Kernel has 0 coalesced reads/writes... Profiler reveals my newbness

Hello,

I have the following functioning kernel that performs the FDK (Feldkamp, Davis and, Kress) algorithm, but it runs much slower than expected.

Upon profiling the code, I find that none of the loads are coalesced… and neither are any of the stores. External Image

__global__

void kernel_fdk_regs_tex (float *dev_vol, float *dev_img, float *matrix, int2 img_dim, float2 ic, float3 nrm, float sad, float scale, float3 vol_offset, int3 vol_dim, float3 vol_pix_spacing, unsigned int Blocks_Y, float invBlocks_Y)

{

	unsigned int blockIdx_z = __float2uint_rd(blockIdx.y * invBlocks_Y);

	unsigned int blockIdx_y = blockIdx.y - __umul24(blockIdx_z, Blocks_Y);

	unsigned int i = __umul24(blockIdx.x, blockDim.x) + threadIdx.x;

	unsigned int j = __umul24(blockIdx_y, blockDim.y) + threadIdx.y;

	unsigned int k = __umul24(blockIdx_z, blockDim.z) + threadIdx.z;

	if( i >= vol_dim.x || j >= vol_dim.y || k >= vol_dim.z )

		return; 

	// Index row major into the volume

	long int vol_idx = i + ( j*(vol_dim.x) ) + ( k*(vol_dim.x)*(vol_dim.y) );

	float3 vp;

	float3 ip;

	float  s;

	float voxel_data;

	// offset volume coords

	vp.x = vol_offset.x + i * vol_pix_spacing.x;	// Compiler should combine into 1 FMAD.

	vp.y = vol_offset.y + j * vol_pix_spacing.y;	// Compiler should combine into 1 FMAD.

	vp.z = vol_offset.z + k * vol_pix_spacing.z;	// Compiler should combine into 1 FMAD.

	// matrix multiply

	ip.x = matrix[0]*vp.x + matrix[1]*vp.y + matrix[2]*vp.z  + matrix[3];

	ip.y = matrix[4]*vp.x + matrix[5]*vp.y + matrix[6]*vp.z  + matrix[7];

	ip.z = matrix[8]*vp.x + matrix[9]*vp.y + matrix[10]*vp.z + matrix[11];

	// Change coordinate systems

	ip.x = ic.x + ip.x / ip.z;

	ip.y = ic.y + ip.y / ip.z;

	// Get pixel from 2D image

	ip.x = __float2int_rd(ip.x);

	ip.y = __float2int_rd(ip.y);

	voxel_data = tex1Dfetch(tex_img, ip.x*img_dim.x + ip.y);

	// Dot product

	s = nrm.x*vp.x + nrm.y*vp.y + nrm.z*vp.z;

	// Conebeam weighting factor

	s = sad - s;

	s = (sad * sad) / (s * s);

	// Place it into the volume

	dev_vol[vol_idx] += scale * s * voxel_data;

}

The profiler output looks like this:

# CUDA_PROFILE_LOG_VERSION 1.3

method,gputime,cputime,occupancy,gld_coherent,gld_incoherent

,gst_coherent,gst_incoherent

method=[ memcopy ] gputime=[ 1400.000 ] cputime=[ 2423.492 ] 

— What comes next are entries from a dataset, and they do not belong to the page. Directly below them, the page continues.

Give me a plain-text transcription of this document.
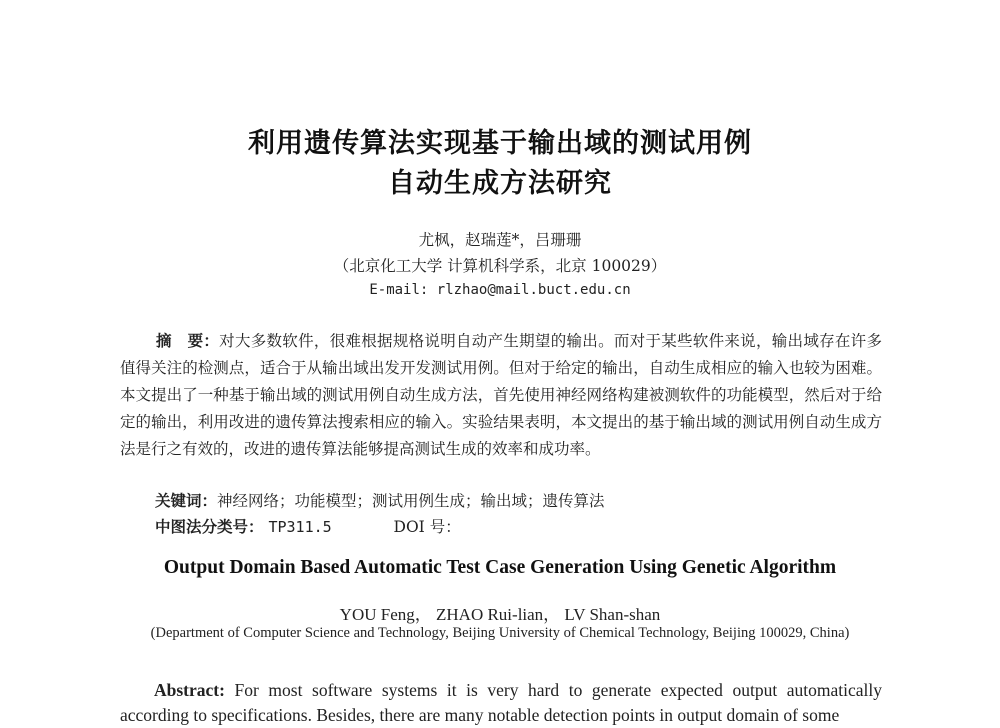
利用遗传算法实现基于输出域的测试用例
自动生成方法研究
尤枫，赵瑞莲*，吕珊珊
（北京化工大学 计算机科学系，北京 100029）
E-mail: rlzhao@mail.buct.edu.cn
摘　要：对大多数软件，很难根据规格说明自动产生期望的输出。而对于某些软件来说，输出域存在许多值得关注的检测点，适合于从输出域出发开发测试用例。但对于给定的输出，自动生成相应的输入也较为困难。本文提出了一种基于输出域的测试用例自动生成方法，首先使用神经网络构建被测软件的功能模型，然后对于给定的输出，利用改进的遗传算法搜索相应的输入。实验结果表明，本文提出的基于输出域的测试用例自动生成方法是行之有效的，改进的遗传算法能够提高测试生成的效率和成功率。
关键词：神经网络；功能模型；测试用例生成；输出域；遗传算法
中图法分类号： TP311.5	DOI 号：
Output Domain Based Automatic Test Case Generation Using Genetic Algorithm
YOU Feng， ZHAO Rui-lian， LV Shan-shan
(Department of Computer Science and Technology, Beijing University of Chemical Technology, Beijing 100029, China)
Abstract: For most software systems it is very hard to generate expected output automatically according to specifications. Besides, there are many notable detection points in output domain of some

method=[ __globfunc__Z19kernel_fdk_regs_texPfS_S_4int26float26float3f

fS2_4int3S2_jf ] gputime=[ 414052.594 ] cputime=[ 414109.031 ] occupancy=[ 0.750 ] gld_coherent=[ 0 ] gld_incoherent=[ 24804208 ] gst_coherent=[ 0 ] gst_incoherent=[ 3816032 ]

(I am certainly concerned as to why the CPU time is nearly double the GPU time. Any insight would be very much appreciated. I am hoping this will go away once reads and writes become coalesced…)

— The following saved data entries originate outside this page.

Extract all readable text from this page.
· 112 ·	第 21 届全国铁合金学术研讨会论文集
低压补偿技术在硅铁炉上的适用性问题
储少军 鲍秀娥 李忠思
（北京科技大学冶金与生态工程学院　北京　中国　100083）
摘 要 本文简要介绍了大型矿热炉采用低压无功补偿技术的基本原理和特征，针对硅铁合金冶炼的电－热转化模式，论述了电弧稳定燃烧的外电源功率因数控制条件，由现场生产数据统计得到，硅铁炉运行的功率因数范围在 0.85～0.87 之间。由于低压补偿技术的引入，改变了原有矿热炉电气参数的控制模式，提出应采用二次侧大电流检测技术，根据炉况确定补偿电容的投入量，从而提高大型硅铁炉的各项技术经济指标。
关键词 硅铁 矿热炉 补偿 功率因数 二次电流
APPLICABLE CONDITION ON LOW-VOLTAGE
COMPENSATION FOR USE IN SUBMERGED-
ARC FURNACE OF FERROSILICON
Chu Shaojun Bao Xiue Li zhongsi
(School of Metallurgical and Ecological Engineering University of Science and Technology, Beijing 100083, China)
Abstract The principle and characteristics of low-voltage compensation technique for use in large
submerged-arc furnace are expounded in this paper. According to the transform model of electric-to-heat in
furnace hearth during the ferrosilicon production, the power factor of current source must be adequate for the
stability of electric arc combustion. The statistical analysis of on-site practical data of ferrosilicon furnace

And the kernel is invoked thusly:

.

				.

				.

		cudaMemcpy( dev_img, cbi->img, cbi->dim[0]*cbi->dim[1]*sizeof(float), cudaMemcpyHostToDevice );

		cudaBindTexture( 0, tex_img, dev_img, cbi->dim[0]*cbi->dim[1]*sizeof(float) );

		cudaMemcpy( dev_matrix, kargs->matrix, sizeof(kargs->matrix), cudaMemcpyHostToDevice );

		kernel_fdk_regs_tex<<< dimGrid, dimBlock >>>(dev_vol,

								dev_img,

								dev_matrix,

								kargs->img_dim,

								kargs->ic,

								kargs->nrm,

								kargs->sad,

								kargs->scale,

								kargs->vol_offset,

								kargs->vol_dim,

								kargs->vol_pix_spacing,

								blocksInY,

								1.0f/(float)blocksInY);

		checkCUDAError("Kernel Panic!");

				.

				.

				.

I have read through the programmers manual and understand the idea behind coalesced data access, but I am having trouble seeing why my kernel is not accesses data in a coalesced fashion. To me (at least), it would seem that data write to dev_vol would at least be coalesced due to how vol_idx is constructed.

Any insight at all would be greatly appreciated.

Best Regards,

tshack

Nevermind, I found the problem.

The indexing method into the array dev_vol is poor and incorrect.
I was seeing zero data coalescence because of the small block size I was using coupled with the indexing method was resulting in less than half a warp of coalescence.